# Jordan Decomposition to Schur Decomposition

• Mar 29th 2009, 01:52 PM
azdang
Jordan Decomposition to Schur Decomposition
Let A be a complex or real square matrix. Suppose we have a Jordan decomposition A = $XJX^{-1}$, where X is non-singular and J is upper bidiagonal. Show how you can obtain a Schur Decomposition from a Jordan Decomposition.

Schur Decomposition: A = QTQ*, where Q is unitary/orthogonal and T is upper triangular with the eigenvalues of A on the diagonal.

I'm really not sure at all what to do. Because Q is orthogonal, Q*= $Q^{-1}$. I'm not sure if that plays in somehow.
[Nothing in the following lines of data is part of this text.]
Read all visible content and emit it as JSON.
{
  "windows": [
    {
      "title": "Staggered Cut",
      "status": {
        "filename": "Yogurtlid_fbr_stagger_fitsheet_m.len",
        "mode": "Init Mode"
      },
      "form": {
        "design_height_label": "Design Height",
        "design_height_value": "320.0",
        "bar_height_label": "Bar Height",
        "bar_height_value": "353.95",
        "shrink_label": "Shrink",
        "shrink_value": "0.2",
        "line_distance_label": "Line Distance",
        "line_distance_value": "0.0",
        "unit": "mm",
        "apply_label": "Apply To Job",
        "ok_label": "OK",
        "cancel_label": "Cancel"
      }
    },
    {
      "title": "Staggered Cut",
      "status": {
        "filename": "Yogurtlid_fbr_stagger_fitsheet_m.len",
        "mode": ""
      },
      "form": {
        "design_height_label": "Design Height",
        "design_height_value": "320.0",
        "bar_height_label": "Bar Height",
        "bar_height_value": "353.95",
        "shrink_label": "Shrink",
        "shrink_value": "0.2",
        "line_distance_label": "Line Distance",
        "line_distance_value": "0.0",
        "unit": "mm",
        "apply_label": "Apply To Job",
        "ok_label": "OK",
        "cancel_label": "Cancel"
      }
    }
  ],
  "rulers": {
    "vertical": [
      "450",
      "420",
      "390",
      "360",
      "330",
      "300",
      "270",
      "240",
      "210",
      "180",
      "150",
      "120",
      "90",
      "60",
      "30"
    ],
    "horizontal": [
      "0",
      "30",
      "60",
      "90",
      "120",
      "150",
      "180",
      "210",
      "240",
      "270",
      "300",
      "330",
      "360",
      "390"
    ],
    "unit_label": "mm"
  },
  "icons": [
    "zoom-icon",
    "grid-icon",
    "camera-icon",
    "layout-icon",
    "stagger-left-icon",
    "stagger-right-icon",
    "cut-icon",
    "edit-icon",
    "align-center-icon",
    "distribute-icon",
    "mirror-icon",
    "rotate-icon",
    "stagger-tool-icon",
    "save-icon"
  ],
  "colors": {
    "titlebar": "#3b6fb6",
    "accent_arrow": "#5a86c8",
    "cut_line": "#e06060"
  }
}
I've been trying to use SVDs or QR decompositions of X or J to get there, but I've had no luck. Does anyone have any suggestions? Thank you so much.
• Mar 30th 2009, 01:52 PM
siclar
QR should be right?

$X=QR$ yields $XJX^{-1}=QRJR^{-1}Q^{-1}=Q(RJR^{-1})Q^*$ but $R,J,R^{-1}$ are all upper triangular, so their product is as well, giving the required decomposition. The eigenvalue thing is a consequence of properties of triangular matrices and similarity preserving eigenvalues.